The conversation proves that the president informs Lula that she sent him a document appointing him to minister, to be used “if necessary.”

However, the moment has arrived to call things as they are, because in Brazil the process to filter corruption is not precisely being carried out, since Dilma and Lula’s corruptions have not been followed with the same viciousness, even though the last few instances have been proven.

Because of this, the president does well when faced by foreign journalists by declaring that the political trial, that Congress brings against her, is a military coup and that they have asked her to resign to avoid “getting rid of her illegally.”

To effectively follow corruption and get rid of it, even if it comes from presidents, is a moral duty. The problem is that we will never know in what moment the idea comes to a leader’s mind that breaking the law a little in favor of others is something positive, because at the end of the day the people are those benefit.

But what we do know is that the road to reforms has origins in the monstrous strangers that come out of the pairing of clean people with dirty people. In the end, this terrible truth that society can always be cleansed was installed in the political life.

Now in Brazil a military coup is developing.
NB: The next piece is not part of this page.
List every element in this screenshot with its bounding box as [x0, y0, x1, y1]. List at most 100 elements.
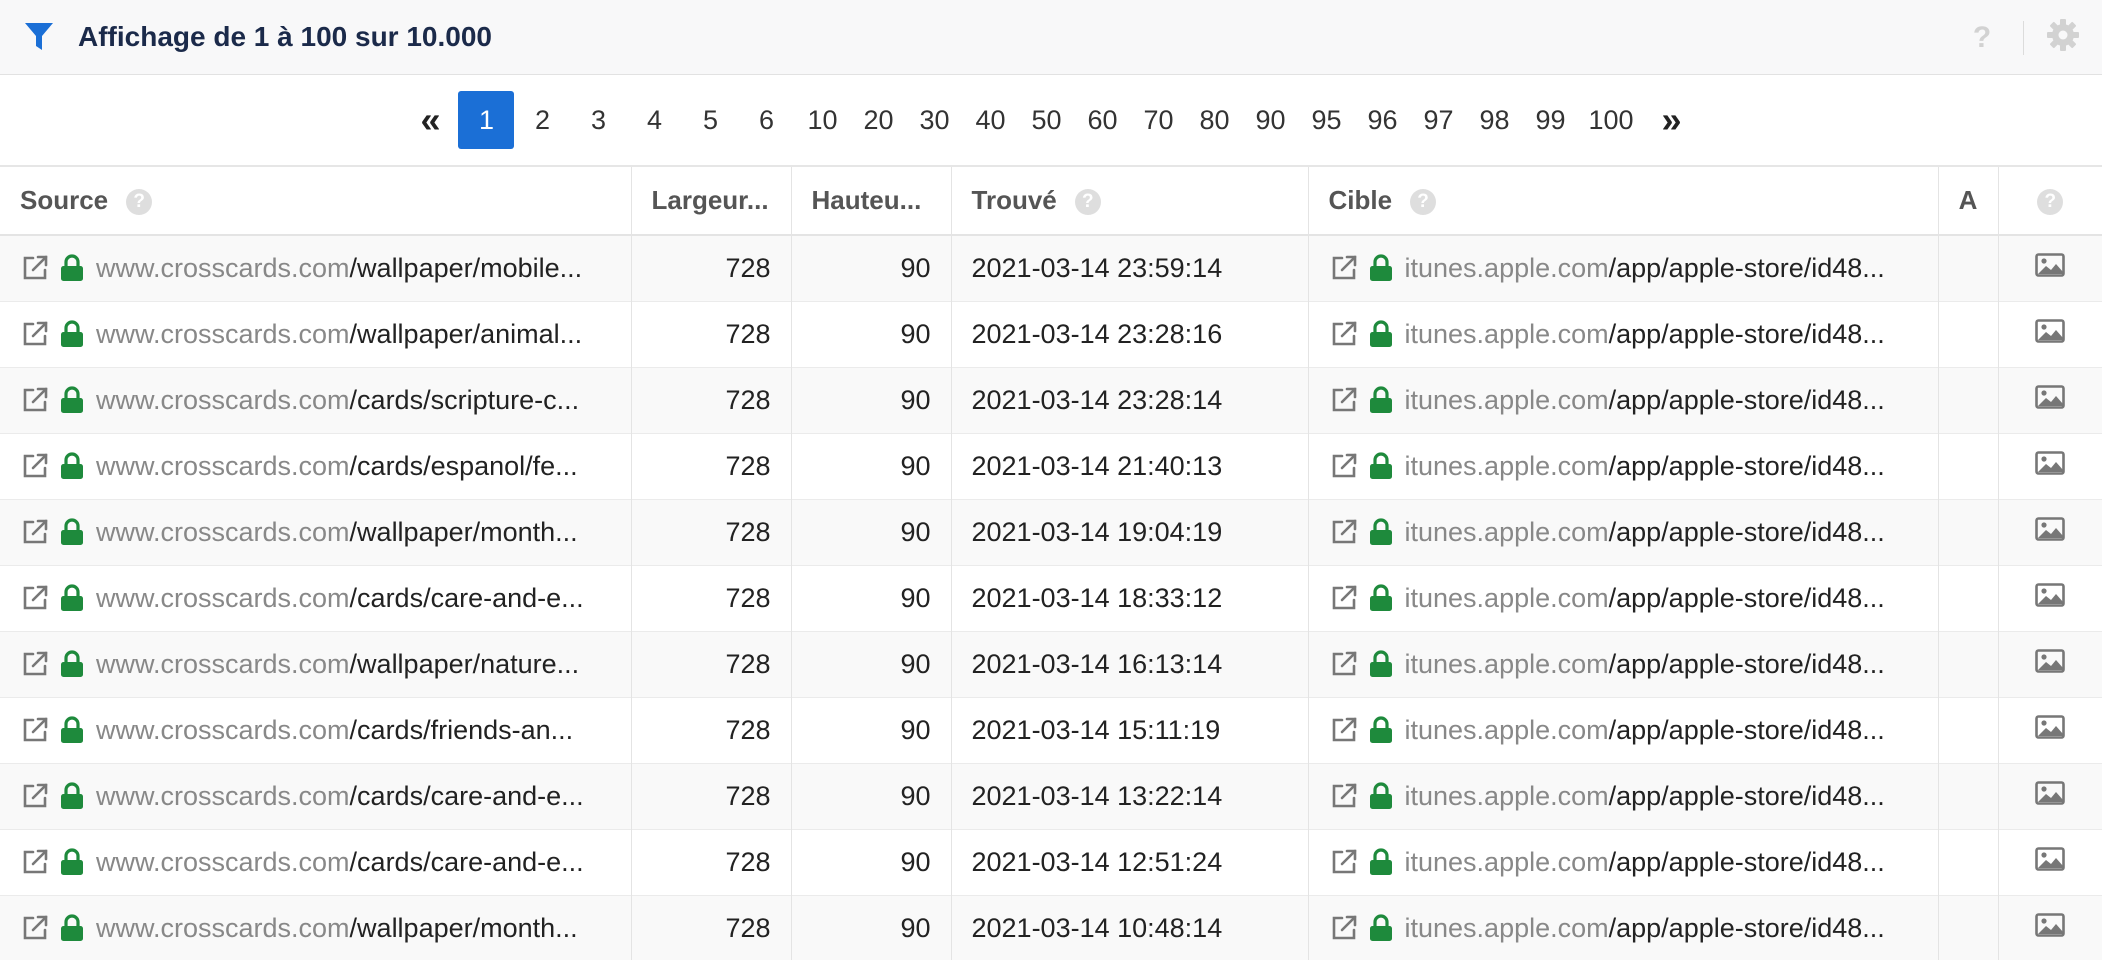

In this sense, Mexico has been very lucky, because thanks to Plutarco Elías Calles, we have never had a presidential coup, like those that have occurred in so many other Latin American countries.

Meanwhile, even though we still have a Judge Moro among us, we should know that democratic coups are coming to the surface of American politics, and that no country is free of the danger of this phenomenon, because unfortunately, the cholera of corruption in our country is capable of justifying any action against any person.